Le plus important pour nous est d’arriver à expliquer à l’opinion publique que cette Constitution n’est pas un texte fondamental du MPP, le parti de Roch Kaboré. Nous voulons un texte consensuel, raison pour laquelle nous allons le réexaminer ensemble pour y introduire des remarques issues du terrain.

Comment avez-vous accueilli la création de la Coder, la Coalition pour le démocratie et la réconciliation, qui réunit les partis de l’ex-majorité présidentielle ?

Cela ne nous pose aucun problème. Les textes régissant l’opposition que j’ai fait adopter en tant que chef de file garantissent des droits à la coalition. Nous-mêmes avions créé auparavant la Coalition des forces démocratiques pour le vrai changement, car une opposition est un assemblage de partis d’obédiences diverses. Les partis de la Coder ne s’opposent pas au pouvoir actuel pour les mêmes raisons que nous. Leur préoccupation porte en partie sur la réconciliation, d’autant que ces partis accusent la justice de partialité.

Qu’attend l’opposition aujourd’hui en matière de réconciliation ?

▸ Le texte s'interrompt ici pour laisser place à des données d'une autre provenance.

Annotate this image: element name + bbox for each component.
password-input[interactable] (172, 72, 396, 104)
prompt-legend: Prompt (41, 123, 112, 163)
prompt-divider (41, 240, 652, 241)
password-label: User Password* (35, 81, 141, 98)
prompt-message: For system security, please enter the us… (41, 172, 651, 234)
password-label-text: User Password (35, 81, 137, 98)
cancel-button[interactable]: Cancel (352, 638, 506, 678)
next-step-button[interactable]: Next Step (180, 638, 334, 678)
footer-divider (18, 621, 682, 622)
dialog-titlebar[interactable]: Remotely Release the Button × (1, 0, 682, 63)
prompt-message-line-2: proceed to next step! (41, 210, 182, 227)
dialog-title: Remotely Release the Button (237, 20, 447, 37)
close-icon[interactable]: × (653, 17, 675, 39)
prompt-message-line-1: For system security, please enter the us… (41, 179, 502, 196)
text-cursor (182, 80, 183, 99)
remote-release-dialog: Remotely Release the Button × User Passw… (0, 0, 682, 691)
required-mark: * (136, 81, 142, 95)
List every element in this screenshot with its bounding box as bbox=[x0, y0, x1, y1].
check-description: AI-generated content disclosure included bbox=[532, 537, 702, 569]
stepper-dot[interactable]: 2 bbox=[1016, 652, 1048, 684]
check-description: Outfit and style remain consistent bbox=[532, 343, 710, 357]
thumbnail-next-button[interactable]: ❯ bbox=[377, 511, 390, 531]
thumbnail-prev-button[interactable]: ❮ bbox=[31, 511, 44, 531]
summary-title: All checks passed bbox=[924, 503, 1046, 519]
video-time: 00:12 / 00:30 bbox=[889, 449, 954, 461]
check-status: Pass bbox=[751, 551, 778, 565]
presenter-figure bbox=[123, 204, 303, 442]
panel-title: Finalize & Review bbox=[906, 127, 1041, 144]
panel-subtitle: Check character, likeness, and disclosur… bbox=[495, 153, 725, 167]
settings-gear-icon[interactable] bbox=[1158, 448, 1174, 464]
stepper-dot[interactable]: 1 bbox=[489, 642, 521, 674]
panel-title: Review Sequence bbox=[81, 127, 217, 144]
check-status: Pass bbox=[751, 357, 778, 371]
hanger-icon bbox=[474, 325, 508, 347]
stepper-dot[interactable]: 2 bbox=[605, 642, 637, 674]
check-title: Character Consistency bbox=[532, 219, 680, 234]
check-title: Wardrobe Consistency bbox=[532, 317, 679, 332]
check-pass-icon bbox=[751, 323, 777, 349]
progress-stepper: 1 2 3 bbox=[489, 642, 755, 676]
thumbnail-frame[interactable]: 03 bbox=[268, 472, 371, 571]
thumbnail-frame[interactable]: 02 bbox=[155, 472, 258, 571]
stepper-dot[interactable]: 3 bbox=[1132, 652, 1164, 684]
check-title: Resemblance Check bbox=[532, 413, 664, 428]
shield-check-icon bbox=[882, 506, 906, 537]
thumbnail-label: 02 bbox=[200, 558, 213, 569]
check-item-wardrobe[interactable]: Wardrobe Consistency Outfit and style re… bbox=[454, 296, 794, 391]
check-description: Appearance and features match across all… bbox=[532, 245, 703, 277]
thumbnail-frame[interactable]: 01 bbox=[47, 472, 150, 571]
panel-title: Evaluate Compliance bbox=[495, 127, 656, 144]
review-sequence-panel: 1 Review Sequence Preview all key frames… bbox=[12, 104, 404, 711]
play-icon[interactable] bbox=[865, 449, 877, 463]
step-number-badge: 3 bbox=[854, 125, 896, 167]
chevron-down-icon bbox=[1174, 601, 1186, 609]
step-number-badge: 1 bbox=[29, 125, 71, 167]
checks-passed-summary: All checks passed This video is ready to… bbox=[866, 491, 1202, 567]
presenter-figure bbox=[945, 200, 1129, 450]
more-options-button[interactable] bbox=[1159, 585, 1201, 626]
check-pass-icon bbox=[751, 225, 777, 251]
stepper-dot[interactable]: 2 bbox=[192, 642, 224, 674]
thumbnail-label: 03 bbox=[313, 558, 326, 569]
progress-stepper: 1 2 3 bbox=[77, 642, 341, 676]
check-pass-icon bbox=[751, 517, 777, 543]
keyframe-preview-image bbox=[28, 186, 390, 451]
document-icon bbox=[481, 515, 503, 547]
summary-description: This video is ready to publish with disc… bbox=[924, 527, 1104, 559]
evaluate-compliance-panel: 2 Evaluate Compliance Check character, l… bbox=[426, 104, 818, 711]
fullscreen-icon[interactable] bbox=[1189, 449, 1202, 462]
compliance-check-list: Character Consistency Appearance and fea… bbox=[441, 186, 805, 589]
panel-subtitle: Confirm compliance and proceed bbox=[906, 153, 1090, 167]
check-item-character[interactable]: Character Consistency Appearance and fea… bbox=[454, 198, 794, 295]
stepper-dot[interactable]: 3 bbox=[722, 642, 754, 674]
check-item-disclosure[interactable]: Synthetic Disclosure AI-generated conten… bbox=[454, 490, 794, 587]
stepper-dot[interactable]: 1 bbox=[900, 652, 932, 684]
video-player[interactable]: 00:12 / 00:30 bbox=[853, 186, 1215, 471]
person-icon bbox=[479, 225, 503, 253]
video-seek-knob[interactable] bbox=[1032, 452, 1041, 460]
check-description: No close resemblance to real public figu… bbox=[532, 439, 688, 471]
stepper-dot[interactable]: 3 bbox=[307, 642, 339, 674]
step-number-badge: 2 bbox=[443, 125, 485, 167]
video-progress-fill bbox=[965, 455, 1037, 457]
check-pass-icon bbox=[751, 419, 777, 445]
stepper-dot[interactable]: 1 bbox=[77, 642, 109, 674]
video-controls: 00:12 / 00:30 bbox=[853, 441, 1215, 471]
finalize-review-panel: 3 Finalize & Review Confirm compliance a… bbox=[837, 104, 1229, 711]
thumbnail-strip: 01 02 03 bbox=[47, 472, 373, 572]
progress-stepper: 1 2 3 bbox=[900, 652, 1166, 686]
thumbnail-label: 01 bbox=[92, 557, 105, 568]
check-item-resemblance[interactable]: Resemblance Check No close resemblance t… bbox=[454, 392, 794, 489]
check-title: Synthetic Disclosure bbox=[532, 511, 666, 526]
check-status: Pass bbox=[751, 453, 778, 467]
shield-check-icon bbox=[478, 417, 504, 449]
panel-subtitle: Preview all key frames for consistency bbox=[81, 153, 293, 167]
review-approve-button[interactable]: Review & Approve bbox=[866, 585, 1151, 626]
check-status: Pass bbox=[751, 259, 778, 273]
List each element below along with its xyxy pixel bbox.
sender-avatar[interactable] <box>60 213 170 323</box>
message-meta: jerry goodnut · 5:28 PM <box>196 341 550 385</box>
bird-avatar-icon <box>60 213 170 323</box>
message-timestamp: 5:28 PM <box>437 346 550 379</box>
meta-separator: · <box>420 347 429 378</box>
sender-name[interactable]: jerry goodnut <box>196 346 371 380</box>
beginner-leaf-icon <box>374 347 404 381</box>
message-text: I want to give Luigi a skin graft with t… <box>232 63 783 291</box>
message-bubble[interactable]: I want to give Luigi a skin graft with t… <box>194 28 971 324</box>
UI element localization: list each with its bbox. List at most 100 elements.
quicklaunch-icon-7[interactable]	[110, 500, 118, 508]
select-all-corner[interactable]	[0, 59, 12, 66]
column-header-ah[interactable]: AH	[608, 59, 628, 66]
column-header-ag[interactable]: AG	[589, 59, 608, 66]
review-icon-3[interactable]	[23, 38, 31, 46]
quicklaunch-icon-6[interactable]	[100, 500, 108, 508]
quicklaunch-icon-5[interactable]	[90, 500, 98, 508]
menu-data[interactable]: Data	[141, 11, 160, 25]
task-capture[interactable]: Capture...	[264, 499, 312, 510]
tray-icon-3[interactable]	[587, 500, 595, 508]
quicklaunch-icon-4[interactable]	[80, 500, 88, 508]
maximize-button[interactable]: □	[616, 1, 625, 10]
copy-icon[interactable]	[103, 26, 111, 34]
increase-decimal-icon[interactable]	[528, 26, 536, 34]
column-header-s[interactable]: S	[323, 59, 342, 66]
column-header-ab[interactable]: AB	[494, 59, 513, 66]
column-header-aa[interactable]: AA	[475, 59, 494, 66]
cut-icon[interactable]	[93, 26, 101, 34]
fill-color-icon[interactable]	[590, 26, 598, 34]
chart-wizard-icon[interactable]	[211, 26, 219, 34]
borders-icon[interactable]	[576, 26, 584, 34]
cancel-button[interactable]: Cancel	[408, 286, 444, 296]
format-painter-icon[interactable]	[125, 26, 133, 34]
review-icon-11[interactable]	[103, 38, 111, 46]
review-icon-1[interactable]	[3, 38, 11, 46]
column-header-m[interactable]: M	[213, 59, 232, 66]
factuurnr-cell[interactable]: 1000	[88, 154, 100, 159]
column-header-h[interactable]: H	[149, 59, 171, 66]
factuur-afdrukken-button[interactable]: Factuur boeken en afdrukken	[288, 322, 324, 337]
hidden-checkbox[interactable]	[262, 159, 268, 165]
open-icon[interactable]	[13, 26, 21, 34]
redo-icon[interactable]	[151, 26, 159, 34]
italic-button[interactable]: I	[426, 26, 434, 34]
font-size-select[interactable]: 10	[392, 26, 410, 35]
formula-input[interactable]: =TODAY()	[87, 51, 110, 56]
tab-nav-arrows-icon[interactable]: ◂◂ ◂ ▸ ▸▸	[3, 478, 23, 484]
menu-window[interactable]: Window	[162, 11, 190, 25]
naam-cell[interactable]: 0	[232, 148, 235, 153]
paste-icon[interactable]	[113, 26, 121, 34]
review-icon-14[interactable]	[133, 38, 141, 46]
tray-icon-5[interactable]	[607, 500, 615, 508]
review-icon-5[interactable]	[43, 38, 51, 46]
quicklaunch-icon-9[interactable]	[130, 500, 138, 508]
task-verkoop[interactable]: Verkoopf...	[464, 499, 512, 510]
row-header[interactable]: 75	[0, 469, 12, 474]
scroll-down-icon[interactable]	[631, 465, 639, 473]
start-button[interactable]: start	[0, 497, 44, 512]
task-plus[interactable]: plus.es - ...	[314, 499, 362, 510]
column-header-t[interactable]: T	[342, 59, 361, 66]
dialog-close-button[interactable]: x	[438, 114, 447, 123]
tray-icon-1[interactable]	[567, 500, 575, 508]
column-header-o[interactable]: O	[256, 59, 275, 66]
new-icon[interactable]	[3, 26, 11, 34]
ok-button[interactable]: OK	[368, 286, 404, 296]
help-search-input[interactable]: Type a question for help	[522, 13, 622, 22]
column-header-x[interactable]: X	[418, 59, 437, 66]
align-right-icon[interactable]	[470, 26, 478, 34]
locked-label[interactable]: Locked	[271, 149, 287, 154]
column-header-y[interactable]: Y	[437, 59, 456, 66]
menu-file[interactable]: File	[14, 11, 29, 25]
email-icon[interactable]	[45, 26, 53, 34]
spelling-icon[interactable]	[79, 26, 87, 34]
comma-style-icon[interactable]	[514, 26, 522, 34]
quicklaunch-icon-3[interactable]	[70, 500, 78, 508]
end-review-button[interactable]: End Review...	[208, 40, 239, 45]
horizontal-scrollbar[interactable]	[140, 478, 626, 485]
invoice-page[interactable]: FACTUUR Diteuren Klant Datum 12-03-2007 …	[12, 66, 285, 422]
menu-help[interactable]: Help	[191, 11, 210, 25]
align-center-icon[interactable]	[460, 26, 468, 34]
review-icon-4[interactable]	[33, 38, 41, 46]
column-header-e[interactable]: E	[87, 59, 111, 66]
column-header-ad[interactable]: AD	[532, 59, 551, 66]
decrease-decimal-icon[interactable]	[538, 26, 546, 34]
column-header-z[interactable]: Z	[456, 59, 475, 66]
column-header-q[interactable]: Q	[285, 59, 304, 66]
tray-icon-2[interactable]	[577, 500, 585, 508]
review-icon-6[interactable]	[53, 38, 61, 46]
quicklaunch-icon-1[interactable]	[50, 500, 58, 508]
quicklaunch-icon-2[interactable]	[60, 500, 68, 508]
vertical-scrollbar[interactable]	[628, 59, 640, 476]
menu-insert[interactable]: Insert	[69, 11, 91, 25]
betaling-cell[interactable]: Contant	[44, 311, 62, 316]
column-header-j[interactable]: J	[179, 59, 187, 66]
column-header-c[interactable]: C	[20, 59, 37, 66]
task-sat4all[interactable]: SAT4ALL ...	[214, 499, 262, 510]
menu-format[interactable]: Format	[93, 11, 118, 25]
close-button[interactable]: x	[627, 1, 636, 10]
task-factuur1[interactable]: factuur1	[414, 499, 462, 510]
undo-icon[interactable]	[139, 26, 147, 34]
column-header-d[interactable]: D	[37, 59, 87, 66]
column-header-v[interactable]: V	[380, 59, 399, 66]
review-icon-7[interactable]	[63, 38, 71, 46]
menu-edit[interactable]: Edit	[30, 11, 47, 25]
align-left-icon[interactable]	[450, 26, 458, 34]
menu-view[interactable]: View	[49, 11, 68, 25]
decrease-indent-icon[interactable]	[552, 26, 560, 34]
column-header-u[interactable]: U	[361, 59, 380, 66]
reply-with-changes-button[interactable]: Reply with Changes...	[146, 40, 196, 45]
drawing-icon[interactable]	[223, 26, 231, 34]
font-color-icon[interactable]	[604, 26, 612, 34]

La Coalition que je préside dit vérité, justice et réconciliation. Mais, il revient au gouvernement d’adopter le meilleur scénario pour que le pays aille de l’avant. Il est clair que l’on ne peut se réconcilier sans vérité et justice préalables.

Quels sont vos rapports avec le président Kaboré dont on dit que vous êtes un ami ?

Je n’ai pas de rancœur à l’égard du président Kaboré. Je n’ai d’ailleurs non plus aucun problème avec le ministre Simon Compaoré, ni avec Salif Diallo. Nous avons été tous à un moment donné des collaborateurs de l’ancien président, Blaise Compaoré. Nous étions ensemble sur les mêmes barricades pour lutter contre la modification de l’article 37 par son régime. Je peux me permettre d’ajouter sans me vanter que c’est parce que l’opposition avait commencé à avoir du succès dans son combat contre Blaise Compaoré que ces derniers ont eu le courage de quitter l’ancien régime. Il n’y a donc pas de couteaux tirés entre nous. On aurait même pu travailler ensemble dans d’autres circonstances.